El argumento que esgrimen las autoridades para explicar el fenómeno es, curiosamente, exactamente el mismo que en tiempos de Calderón; no es todo el país, son solo cinco estados los que concentran la mitad de las víctimas (sigo pensando que para ser tan distintos se parecen demasiado). Ahora son Guanajuato, Estado de México, Jalisco, Chihuahua y Baja California, pero antes eran otros y algunos de estos estados que habían logrado contener la violencia, como Chihuahua y Baja California, regresaron al cuadro de horror. Esto es, claramente la violencia se desplaza a los lugares donde hay conflicto. En algún momento fue Guerrero y Morelos, en otro Nuevo León y Tamaulipas. Decir, pues, que son cinco estados los que concentran la mitad de los asesinatos es simplemente advertir cómo se mueve el foco de tensión del crimen organizado. Pero lo más grave es que el dato de cuáles son los estados más violentos no se transforma en políticas públicas ni en acciones. El Gobierno federal dice que ahora sus prioridades son Guanajuato y Jalisco, pero no hay un proyecto específico para estas dos entidades que llevan más de un año siendo el foco de la violencia en el país. 

Pasan los meses y los plazos que puso el presidente se cumplen sin que haya una mejora en la seguridad

Pasan los meses y los plazos que puso el propio presidente se cumplen sin que haya una mejora sustancial en la seguridad.

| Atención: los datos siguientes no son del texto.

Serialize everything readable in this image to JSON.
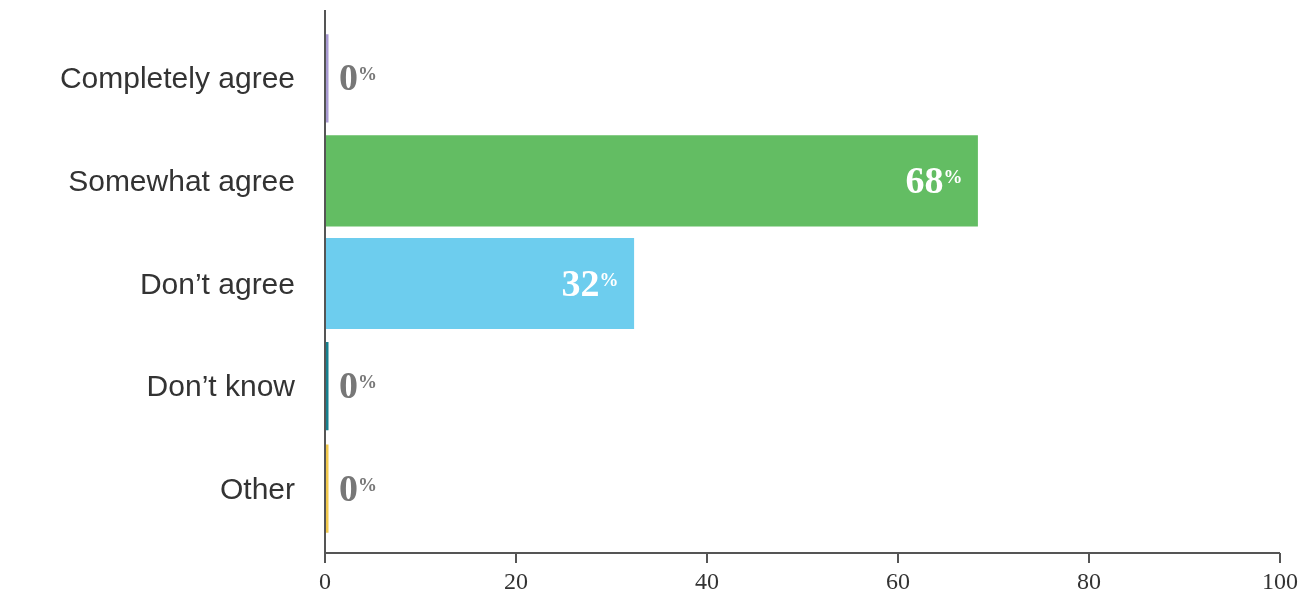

Más aún, pasan los meses y queda cada día más claro que la estrategia del Gobierno federal para combatir la inseguridad se reduce a una Guardia Nacional que no termina de nacer, sigue atada por el cordón umbilical al ejército y no parece evolucionar con la rapidez y la fortaleza que nos prometieron. Pero lo más grave, la violencia no baja y decir que se logró contener (que en español significa no hemos podido contra ella) no es, desde donde se vea, un resultado positivo.